ROMANSEVAL    
Test words
   

Composition of word list

The list is the same as the one used in the ARCADE exercise on word alignment between parallel texts. This will enable a comparison of the problems posed by monolingual sense disambiguation and translation alignment.The number of test-words and test contexts were determined according to feasibility constraints. 60 words will be submitted to the systems, comprising: 
  • 20 nouns,
  • 20 adjectives,
  • 20 verbs.
Each of the words appears, on average, in ca. 60 different contexts in the test corpus. This yields 3724 different contexts altogether. 

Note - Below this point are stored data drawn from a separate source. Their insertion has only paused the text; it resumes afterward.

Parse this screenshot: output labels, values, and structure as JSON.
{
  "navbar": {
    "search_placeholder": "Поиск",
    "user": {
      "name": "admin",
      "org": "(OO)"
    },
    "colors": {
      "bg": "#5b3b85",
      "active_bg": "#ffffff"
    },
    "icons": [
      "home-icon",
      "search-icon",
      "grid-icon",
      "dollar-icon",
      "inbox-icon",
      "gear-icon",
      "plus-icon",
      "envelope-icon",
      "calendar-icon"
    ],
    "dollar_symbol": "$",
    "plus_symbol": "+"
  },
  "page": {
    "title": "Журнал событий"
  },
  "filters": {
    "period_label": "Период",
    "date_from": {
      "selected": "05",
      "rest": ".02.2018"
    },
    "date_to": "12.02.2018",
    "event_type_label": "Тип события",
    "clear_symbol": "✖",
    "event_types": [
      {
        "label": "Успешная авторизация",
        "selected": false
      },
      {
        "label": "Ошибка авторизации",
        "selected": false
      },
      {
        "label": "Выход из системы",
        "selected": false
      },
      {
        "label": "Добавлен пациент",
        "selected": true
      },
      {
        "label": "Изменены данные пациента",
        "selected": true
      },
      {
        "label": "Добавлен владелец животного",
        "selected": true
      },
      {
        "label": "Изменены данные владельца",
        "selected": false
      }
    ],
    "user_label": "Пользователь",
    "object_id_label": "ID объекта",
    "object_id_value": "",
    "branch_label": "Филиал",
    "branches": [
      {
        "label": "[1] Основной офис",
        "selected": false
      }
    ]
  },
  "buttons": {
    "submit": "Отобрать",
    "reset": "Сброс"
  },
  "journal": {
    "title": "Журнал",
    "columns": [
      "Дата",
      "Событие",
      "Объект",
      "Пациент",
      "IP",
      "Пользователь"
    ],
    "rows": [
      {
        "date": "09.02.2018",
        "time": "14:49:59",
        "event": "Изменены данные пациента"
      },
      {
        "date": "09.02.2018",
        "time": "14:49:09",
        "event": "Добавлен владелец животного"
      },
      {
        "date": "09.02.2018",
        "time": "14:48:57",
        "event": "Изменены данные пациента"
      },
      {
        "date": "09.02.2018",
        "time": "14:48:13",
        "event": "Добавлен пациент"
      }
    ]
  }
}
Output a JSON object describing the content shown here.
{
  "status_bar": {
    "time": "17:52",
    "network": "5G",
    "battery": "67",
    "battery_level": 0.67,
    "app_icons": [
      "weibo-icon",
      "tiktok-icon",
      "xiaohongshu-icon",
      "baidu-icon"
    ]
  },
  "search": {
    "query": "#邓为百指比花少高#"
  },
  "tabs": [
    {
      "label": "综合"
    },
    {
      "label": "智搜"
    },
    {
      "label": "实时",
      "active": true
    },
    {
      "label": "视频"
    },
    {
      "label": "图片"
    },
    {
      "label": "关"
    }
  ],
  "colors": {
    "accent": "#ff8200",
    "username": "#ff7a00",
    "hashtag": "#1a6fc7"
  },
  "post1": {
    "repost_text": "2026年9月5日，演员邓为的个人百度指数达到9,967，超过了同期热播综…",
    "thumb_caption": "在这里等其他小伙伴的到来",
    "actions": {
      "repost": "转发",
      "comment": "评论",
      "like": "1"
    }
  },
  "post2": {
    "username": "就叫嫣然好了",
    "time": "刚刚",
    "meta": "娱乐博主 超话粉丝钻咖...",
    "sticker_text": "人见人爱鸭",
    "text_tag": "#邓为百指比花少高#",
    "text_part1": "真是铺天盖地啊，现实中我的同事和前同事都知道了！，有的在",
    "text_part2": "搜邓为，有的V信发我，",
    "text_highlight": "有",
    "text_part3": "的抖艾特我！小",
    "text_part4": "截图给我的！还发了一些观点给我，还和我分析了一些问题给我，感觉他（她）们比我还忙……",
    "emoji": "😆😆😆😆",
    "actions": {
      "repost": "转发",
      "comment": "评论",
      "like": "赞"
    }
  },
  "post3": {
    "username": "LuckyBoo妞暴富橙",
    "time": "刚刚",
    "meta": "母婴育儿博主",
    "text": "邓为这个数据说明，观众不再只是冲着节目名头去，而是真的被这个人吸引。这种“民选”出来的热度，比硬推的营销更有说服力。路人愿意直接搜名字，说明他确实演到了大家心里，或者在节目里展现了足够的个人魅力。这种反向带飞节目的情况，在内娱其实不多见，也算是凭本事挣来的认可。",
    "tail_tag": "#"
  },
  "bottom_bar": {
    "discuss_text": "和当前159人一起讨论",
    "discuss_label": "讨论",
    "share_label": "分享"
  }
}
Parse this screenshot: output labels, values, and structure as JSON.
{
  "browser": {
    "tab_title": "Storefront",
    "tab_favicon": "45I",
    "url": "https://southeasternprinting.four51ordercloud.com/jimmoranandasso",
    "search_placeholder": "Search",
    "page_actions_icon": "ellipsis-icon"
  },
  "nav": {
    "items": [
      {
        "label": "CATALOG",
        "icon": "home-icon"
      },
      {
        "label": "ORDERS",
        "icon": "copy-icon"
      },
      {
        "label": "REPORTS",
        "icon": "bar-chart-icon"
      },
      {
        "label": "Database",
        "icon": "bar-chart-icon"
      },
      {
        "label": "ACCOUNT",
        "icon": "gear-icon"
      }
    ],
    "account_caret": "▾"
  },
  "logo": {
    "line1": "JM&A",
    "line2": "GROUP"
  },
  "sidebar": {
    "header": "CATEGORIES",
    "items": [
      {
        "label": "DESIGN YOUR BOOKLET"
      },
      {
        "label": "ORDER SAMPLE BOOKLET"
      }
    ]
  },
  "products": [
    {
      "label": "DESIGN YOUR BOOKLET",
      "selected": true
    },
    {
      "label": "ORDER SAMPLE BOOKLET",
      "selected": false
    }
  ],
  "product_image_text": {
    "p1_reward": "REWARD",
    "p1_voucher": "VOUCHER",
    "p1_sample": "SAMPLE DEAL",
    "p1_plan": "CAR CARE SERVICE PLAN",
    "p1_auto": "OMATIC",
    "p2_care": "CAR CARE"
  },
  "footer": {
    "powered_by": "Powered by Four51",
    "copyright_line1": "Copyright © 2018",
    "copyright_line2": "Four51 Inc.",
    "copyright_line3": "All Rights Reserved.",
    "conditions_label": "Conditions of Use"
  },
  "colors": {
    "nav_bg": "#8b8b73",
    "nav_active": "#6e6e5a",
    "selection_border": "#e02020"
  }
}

See example (the word chosen is not part of the actual test words): 
 
 

 

Selection procedure

Overview

The choice of test words is particularly difficult. Words should not be chosen according to intuition: intuition proves wrong in many cases when semantics is concerned, and chances are great that experimentators will pick special cases or to the contrary trivial ones, and the selection is likely not to correctly reflect the real difficulty of the WSD and translation spotting tasks. Unbiased selection criteria are not easy to find. For example, frequency alone is not a good criterion, since it was repeatedly noted since the fifties that words tend to be mostly monosemic in a given text or domain. Random selection according to frequency criteria would therefore result in a very large proportion of non-interesting words for a test based on probing a small number of words. Another possibility would be to chose the test words according to their number of senses and/or translation in a given dictionary, but in this case chances are great that most of these senses/translations do not appear in the test corpus.  

We therefore chose a selection process based on judgements by human informants of the polysemy of words in the test corpus. A subset of 200 words was first selected on frequency criteria, and then submitted to a panel of informants who were asked to judge whether the words were polysemic in the corpus. It is important that the entire process is as cheap as possible in terms of manual labour.   
 

Step 1 (segmentation)

The corpus was word-segmented, and three subsets of word forms were automatically extracted corresponding respectively to nouns, adjectives and verbs that are not POS ambiguous in a large dictionary (the Multext French dictionary, comprising 350,000 word forms), in order to eliminate the need for POS tagging of the corpus (and the corresponding costly hand-validation). 
 

Step 2 (frequency slice)

We decided to avoid the problem of context selection, which creates biases and problems of its own, by choosing word forms with comparable frequencies in the corpus, around the desired number of 50, so that, for each test word, all its contexts will be tested. In each of the three POS subsets, a 200-word frequency slice was therefore chosen such that the mean frequency of the slice is 50. When two different morphological forms of the same word appeared in the frequency slice, they were pooled together, provided that their total number did not exceed the limits of the frequency slice. 
 

Step 3 (human judgement)

Concordance lines were printed for each of the 600 word forms (i.e. a total of around 3000 contexts), and manually checked to eliminate a few undesirable cases (auxiliary verbs, POS ambiguities not recorded in the lexicon). Each concordance set was fitted on a page, which was presented to six informants, unaware of the final goal. The question asked to them was "According to you, does the word X have one sense or several senses in the following contexts?", and they were invited to tick the corresponding box or a "don't know" box. 

Somewhat to our surprise, none of the informants found the task difficult, and the rate of "don't know" responses is particularly low (4.05%). However, the agreement rate between pairs of informants is also low (ranging from 64.2% to 79.3%). Altogether, full agreement on polysemy was achieved on only 4.5% of the words. Conversely, 40.8% of words were judged as having only one sense -- the rest receiving mixed judgements. 
 

Step 4 (translation tagging)

A score was then attributed to each word by summing up the responses (1=several senses, 0=don't know, -1=one sense). The 20 words with the highest grade were selected as test words for ROMANSEVAL and ARCADE. Every occurrence is being aligned with its translation by a human annotator starting from scratch (and not using the output of an alignment program which could biais her judgment).